Always read and follow the directions on the label to ensure safe and effective use.

  • Wear skin protection and consider eye protection for potential splash hazards
  • Ensure adequate ventilation
  • Use no more than the amount recommended on the label
  • Use water at room temperature for dilution (unless stated otherwise on the label)
  • Avoid mixing chemical products
  • Label diluted cleaning solutions
  • Store and use chemicals out of the reach of children and pets

You should never eat, drink, breathe or inject these products into your body or apply directly to your skin as they can cause serious harm. Do not wipe or bathe pets with these products or any other products that are not approved for animal use.

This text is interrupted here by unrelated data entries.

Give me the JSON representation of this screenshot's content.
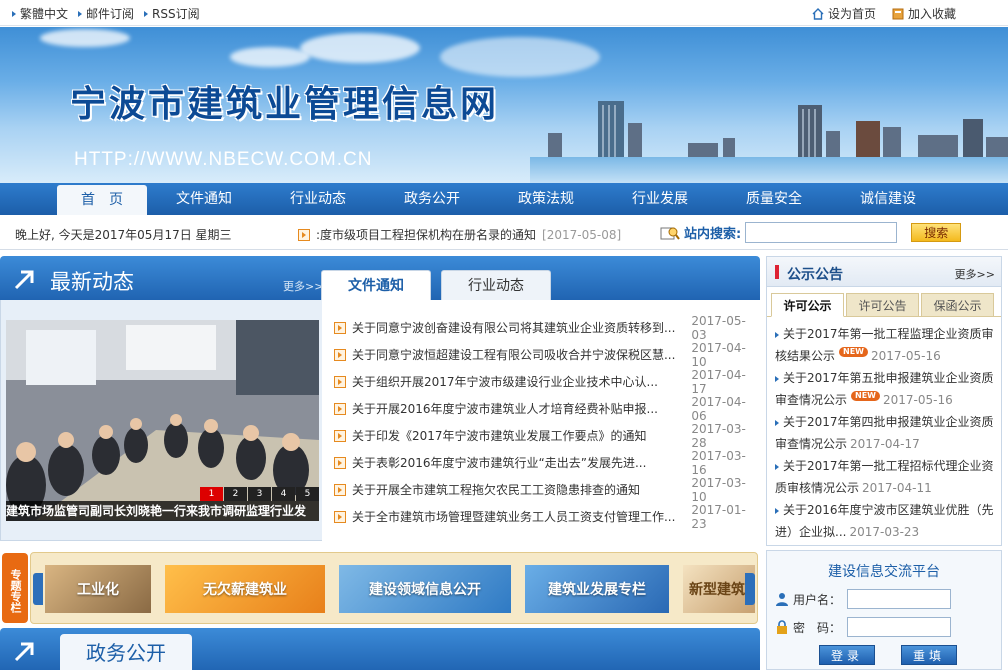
{
  "topbar": {
    "links": [
      "繁體中文",
      "邮件订阅",
      "RSS订阅"
    ],
    "set_home": "设为首页",
    "add_fav": "加入收藏"
  },
  "banner": {
    "title": "宁波市建筑业管理信息网",
    "url": "HTTP://WWW.NBECW.COM.CN"
  },
  "nav": {
    "items": [
      "首　页",
      "文件通知",
      "行业动态",
      "政务公开",
      "政策法规",
      "行业发展",
      "质量安全",
      "诚信建设"
    ],
    "active_index": 0
  },
  "infobar": {
    "greeting": "晚上好, 今天是2017年05月17日 星期三",
    "ticker_text": ":度市级项目工程担保机构在册名录的通知",
    "ticker_date": "[2017-05-08]",
    "search_label": "站内搜索:",
    "search_value": "",
    "search_button": "搜索"
  },
  "latest": {
    "title": "最新动态",
    "more": "更多>>",
    "tabs": [
      "文件通知",
      "行业动态"
    ],
    "active_tab": 0,
    "slide_caption": "建筑市场监管司副司长刘晓艳一行来我市调研监理行业发",
    "slide_pages": [
      "1",
      "2",
      "3",
      "4",
      "5"
    ],
    "slide_active": 0,
    "news": [
      {
        "title": "关于同意宁波创奋建设有限公司将其建筑业企业资质转移到...",
        "date": "2017-05-03"
      },
      {
        "title": "关于同意宁波恒超建设工程有限公司吸收合并宁波保税区慧...",
        "date": "2017-04-10"
      },
      {
        "title": "关于组织开展2017年宁波市级建设行业企业技术中心认...",
        "date": "2017-04-17"
      },
      {
        "title": "关于开展2016年度宁波市建筑业人才培育经费补贴申报...",
        "date": "2017-04-06"
      },
      {
        "title": "关于印发《2017年宁波市建筑业发展工作要点》的通知",
        "date": "2017-03-28"
      },
      {
        "title": "关于表彰2016年度宁波市建筑行业“走出去”发展先进...",
        "date": "2017-03-16"
      },
      {
        "title": "关于开展全市建筑工程拖欠农民工工资隐患排查的通知",
        "date": "2017-03-10"
      },
      {
        "title": "关于全市建筑市场管理暨建筑业务工人员工资支付管理工作...",
        "date": "2017-01-23"
      }
    ]
  },
  "notice": {
    "title": "公示公告",
    "more": "更多>>",
    "tabs": [
      "许可公示",
      "许可公告",
      "保函公示"
    ],
    "active_tab": 0,
    "items": [
      {
        "title": "关于2017年第一批工程监理企业资质审核结果公示",
        "date": "2017-05-16",
        "new": "NEW"
      },
      {
        "title": "关于2017年第五批申报建筑业企业资质审查情况公示",
        "date": "2017-05-16",
        "new": "NEW"
      },
      {
        "title": "关于2017年第四批申报建筑业企业资质审查情况公示",
        "date": "2017-04-17",
        "new": ""
      },
      {
        "title": "关于2017年第一批工程招标代理企业资质审核情况公示",
        "date": "2017-04-11",
        "new": ""
      },
      {
        "title": "关于2016年度宁波市区建筑业优胜（先进）企业拟...",
        "date": "2017-03-23",
        "new": ""
      }
    ]
  },
  "special": {
    "side_label": "专题专栏",
    "cards": [
      "工业化",
      "无欠薪建筑业",
      "建设领域信息公开",
      "建筑业发展专栏",
      "新型建筑"
    ]
  },
  "gov": {
    "title": "政务公开"
  },
  "platform": {
    "title": "建设信息交流平台",
    "user_label": "用户名：",
    "pass_label": "密　码：",
    "login": "登录",
    "reset": "重填"
  },
  "colors": {
    "nav_blue": "#2064b2",
    "accent_orange": "#e86a12",
    "search_button": "#f3b91e"
  }
}
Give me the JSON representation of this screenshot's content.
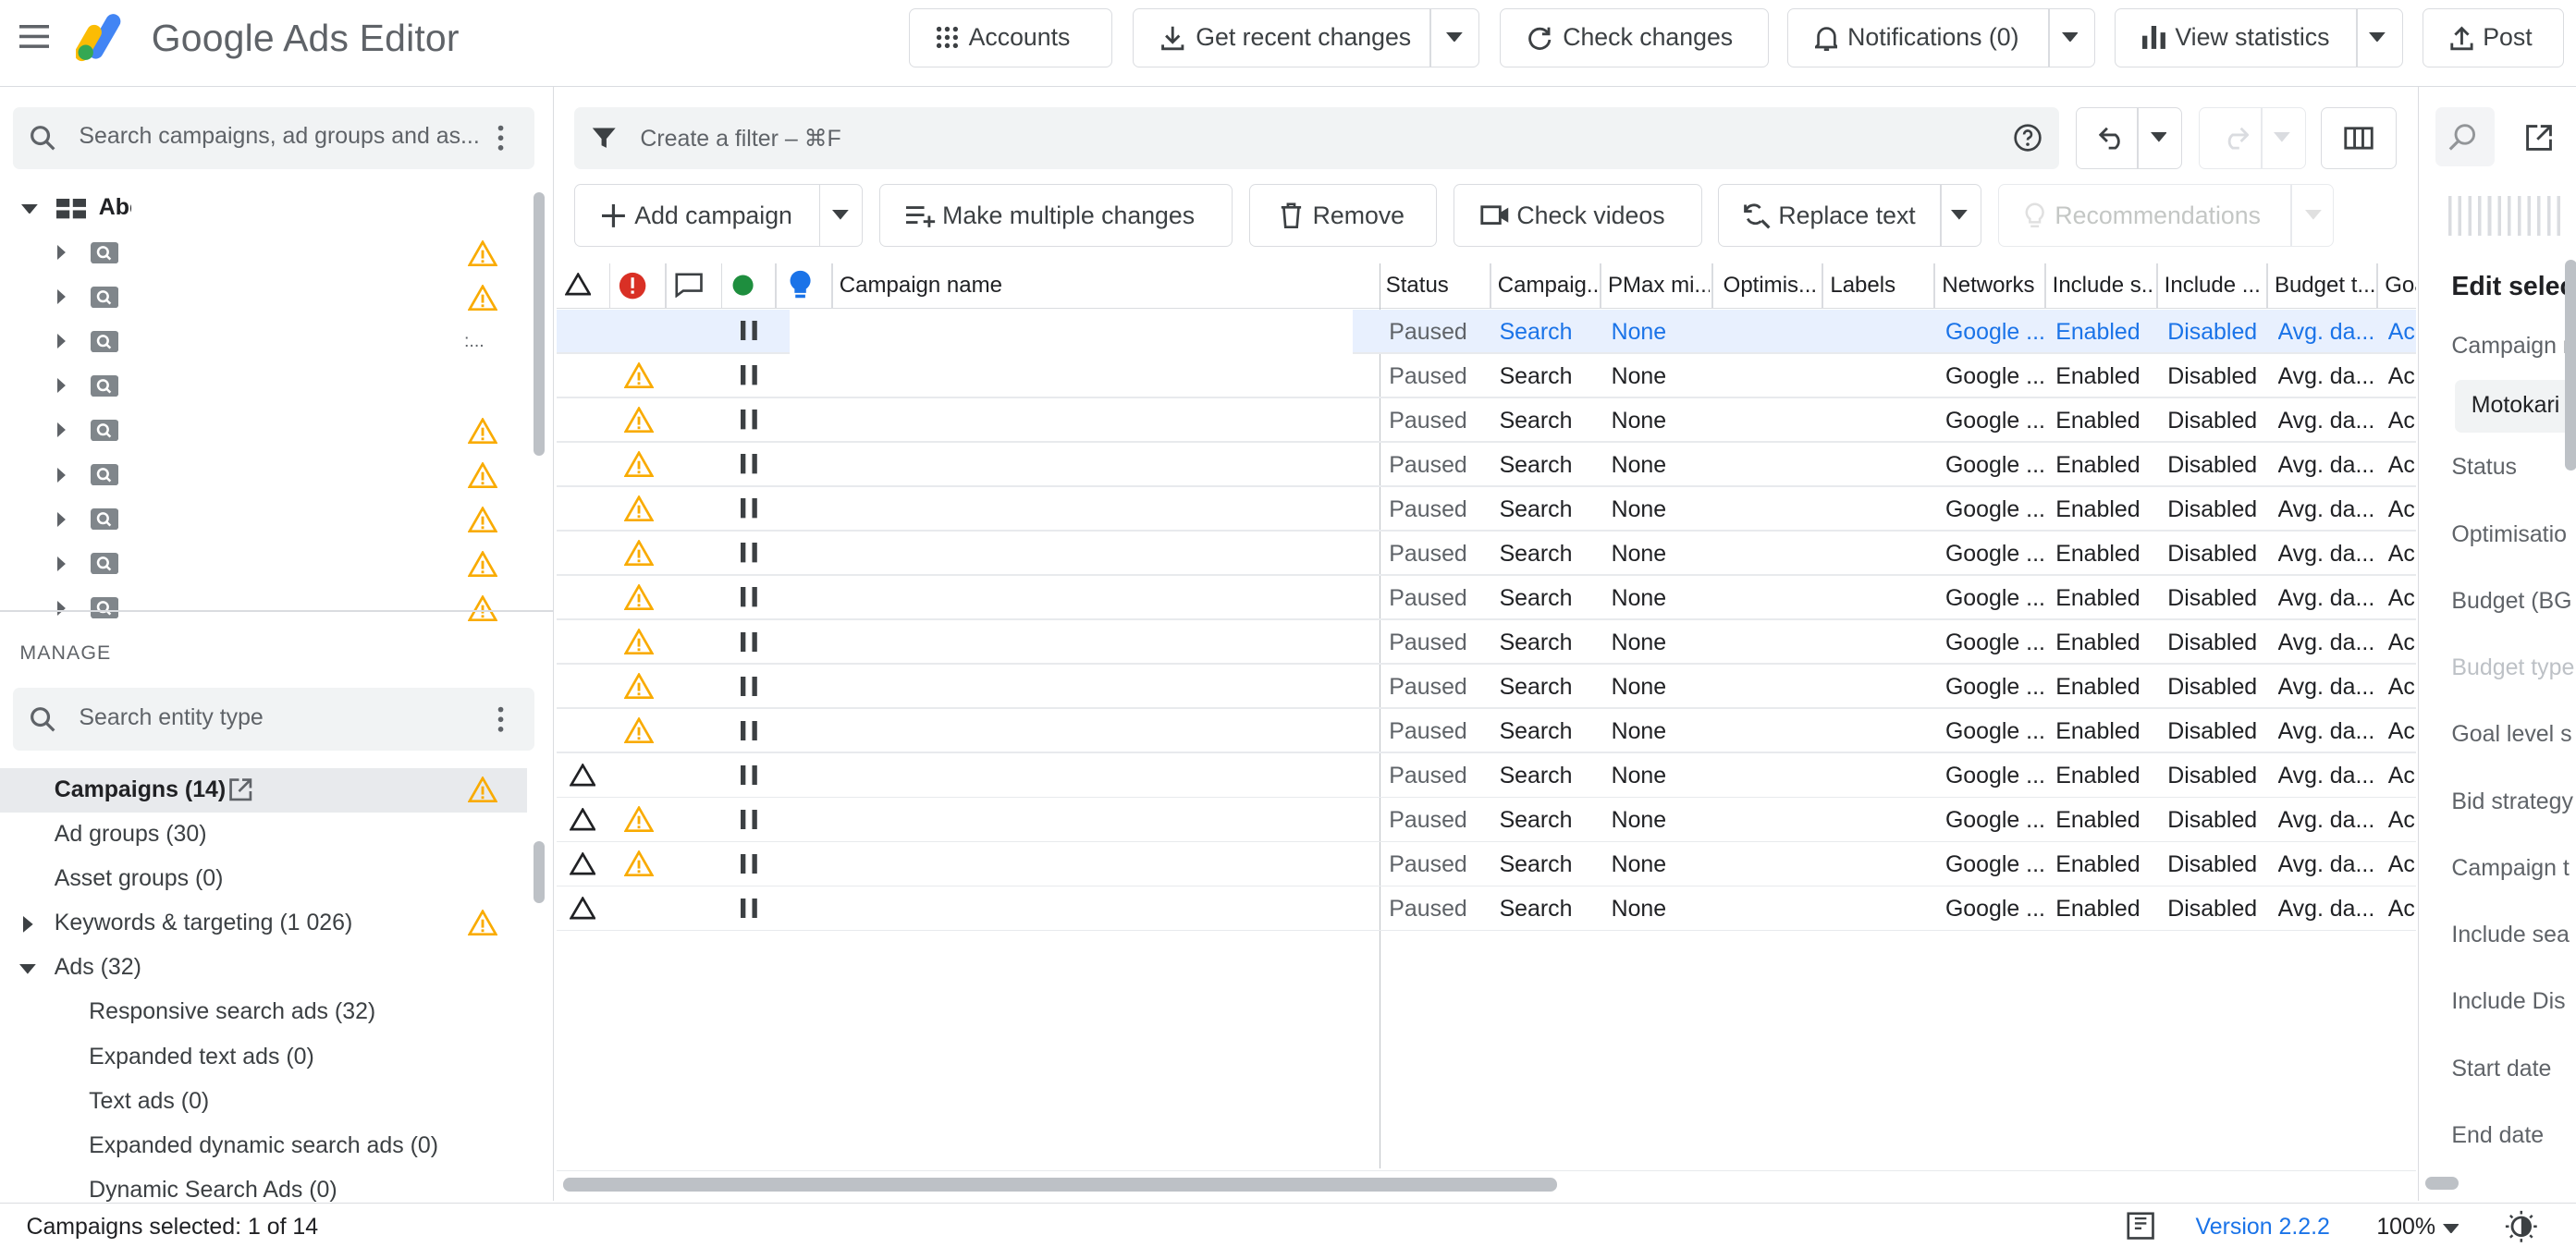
{
  "app": {
    "brand": "Google Ads Editor"
  },
  "toolbar": {
    "accounts": "Accounts",
    "get_recent_changes": "Get recent changes",
    "check_changes": "Check changes",
    "notifications": "Notifications (0)",
    "view_statistics": "View statistics",
    "post": "Post"
  },
  "left_panel": {
    "search_placeholder": "Search campaigns, ad groups and as...",
    "account_label": "Abc",
    "truncation": ":...",
    "manage_label": "MANAGE",
    "entity_search_placeholder": "Search entity type",
    "entities": [
      {
        "label": "Campaigns (14)"
      },
      {
        "label": "Ad groups (30)"
      },
      {
        "label": "Asset groups (0)"
      },
      {
        "label": "Keywords & targeting (1 026)"
      },
      {
        "label": "Ads (32)"
      },
      {
        "label": "Responsive search ads (32)"
      },
      {
        "label": "Expanded text ads (0)"
      },
      {
        "label": "Text ads (0)"
      },
      {
        "label": "Expanded dynamic search ads (0)"
      },
      {
        "label": "Dynamic Search Ads (0)"
      }
    ]
  },
  "filter": {
    "placeholder": "Create a filter – ⌘F"
  },
  "actions": {
    "add_campaign": "Add campaign",
    "make_multiple_changes": "Make multiple changes",
    "remove": "Remove",
    "check_videos": "Check videos",
    "replace_text": "Replace text",
    "recommendations": "Recommendations"
  },
  "grid": {
    "columns": {
      "campaign_name": "Campaign name",
      "status": "Status",
      "campaign_type": "Campaig...",
      "pmax": "PMax mi...",
      "optimisation": "Optimis...",
      "labels": "Labels",
      "networks": "Networks",
      "include_search": "Include s...",
      "include_display": "Include ...",
      "budget_type": "Budget t...",
      "goal": "Goa"
    },
    "rows": [
      {
        "status": "Paused",
        "type": "Search",
        "pmax": "None",
        "networks": "Google ...",
        "inc_s": "Enabled",
        "inc_d": "Disabled",
        "budget": "Avg. da...",
        "goal": "Ac",
        "selected": true,
        "warn": false,
        "tri": false
      },
      {
        "status": "Paused",
        "type": "Search",
        "pmax": "None",
        "networks": "Google ...",
        "inc_s": "Enabled",
        "inc_d": "Disabled",
        "budget": "Avg. da...",
        "goal": "Ac",
        "selected": false,
        "warn": true,
        "tri": false
      },
      {
        "status": "Paused",
        "type": "Search",
        "pmax": "None",
        "networks": "Google ...",
        "inc_s": "Enabled",
        "inc_d": "Disabled",
        "budget": "Avg. da...",
        "goal": "Ac",
        "selected": false,
        "warn": true,
        "tri": false
      },
      {
        "status": "Paused",
        "type": "Search",
        "pmax": "None",
        "networks": "Google ...",
        "inc_s": "Enabled",
        "inc_d": "Disabled",
        "budget": "Avg. da...",
        "goal": "Ac",
        "selected": false,
        "warn": true,
        "tri": false
      },
      {
        "status": "Paused",
        "type": "Search",
        "pmax": "None",
        "networks": "Google ...",
        "inc_s": "Enabled",
        "inc_d": "Disabled",
        "budget": "Avg. da...",
        "goal": "Ac",
        "selected": false,
        "warn": true,
        "tri": false
      },
      {
        "status": "Paused",
        "type": "Search",
        "pmax": "None",
        "networks": "Google ...",
        "inc_s": "Enabled",
        "inc_d": "Disabled",
        "budget": "Avg. da...",
        "goal": "Ac",
        "selected": false,
        "warn": true,
        "tri": false
      },
      {
        "status": "Paused",
        "type": "Search",
        "pmax": "None",
        "networks": "Google ...",
        "inc_s": "Enabled",
        "inc_d": "Disabled",
        "budget": "Avg. da...",
        "goal": "Ac",
        "selected": false,
        "warn": true,
        "tri": false
      },
      {
        "status": "Paused",
        "type": "Search",
        "pmax": "None",
        "networks": "Google ...",
        "inc_s": "Enabled",
        "inc_d": "Disabled",
        "budget": "Avg. da...",
        "goal": "Ac",
        "selected": false,
        "warn": true,
        "tri": false
      },
      {
        "status": "Paused",
        "type": "Search",
        "pmax": "None",
        "networks": "Google ...",
        "inc_s": "Enabled",
        "inc_d": "Disabled",
        "budget": "Avg. da...",
        "goal": "Ac",
        "selected": false,
        "warn": true,
        "tri": false
      },
      {
        "status": "Paused",
        "type": "Search",
        "pmax": "None",
        "networks": "Google ...",
        "inc_s": "Enabled",
        "inc_d": "Disabled",
        "budget": "Avg. da...",
        "goal": "Ac",
        "selected": false,
        "warn": true,
        "tri": false
      },
      {
        "status": "Paused",
        "type": "Search",
        "pmax": "None",
        "networks": "Google ...",
        "inc_s": "Enabled",
        "inc_d": "Disabled",
        "budget": "Avg. da...",
        "goal": "Ac",
        "selected": false,
        "warn": false,
        "tri": true
      },
      {
        "status": "Paused",
        "type": "Search",
        "pmax": "None",
        "networks": "Google ...",
        "inc_s": "Enabled",
        "inc_d": "Disabled",
        "budget": "Avg. da...",
        "goal": "Ac",
        "selected": false,
        "warn": true,
        "tri": true
      },
      {
        "status": "Paused",
        "type": "Search",
        "pmax": "None",
        "networks": "Google ...",
        "inc_s": "Enabled",
        "inc_d": "Disabled",
        "budget": "Avg. da...",
        "goal": "Ac",
        "selected": false,
        "warn": true,
        "tri": true
      },
      {
        "status": "Paused",
        "type": "Search",
        "pmax": "None",
        "networks": "Google ...",
        "inc_s": "Enabled",
        "inc_d": "Disabled",
        "budget": "Avg. da...",
        "goal": "Ac",
        "selected": false,
        "warn": false,
        "tri": true
      }
    ]
  },
  "right_panel": {
    "title": "Edit selec",
    "campaign_label": "Campaign n",
    "campaign_value": "Motokari",
    "fields": [
      "Status",
      "Optimisatio",
      "Budget (BG",
      "Budget type",
      "Goal level s",
      "Bid strategy",
      "Campaign t",
      "Include sea",
      "Include Dis",
      "Start date",
      "End date"
    ]
  },
  "status_bar": {
    "selection": "Campaigns selected: 1 of 14",
    "version": "Version 2.2.2",
    "zoom": "100%"
  },
  "colors": {
    "accent": "#1a73e8",
    "warning": "#fbbc04",
    "error": "#d93025",
    "enabled_green": "#1e8e3e",
    "selected_row": "#e8f0fe"
  }
}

See EPA’s 6 steps for Safe and Effective Disinfectant Useexternal icon

  • Diluted household bleach solutions may also be used if appropriate for the surface.
    • Check the label to see if your bleach is intended for disinfection and has a sodium hypochlorite concentration of 5%–6%. Ensure the product is not past its expiration date. Some bleaches, such as those designed for safe use on colored clothing or for whitening may not be suitable for disinfection.
    • Unexpired household bleach will be effective against coronaviruses when properly diluted.
      Follow manufacturer’s instructions for application and proper ventilation. Never mix household bleach with ammonia or any other cleanser.
      Leave solution on the surface for at least 1 minute.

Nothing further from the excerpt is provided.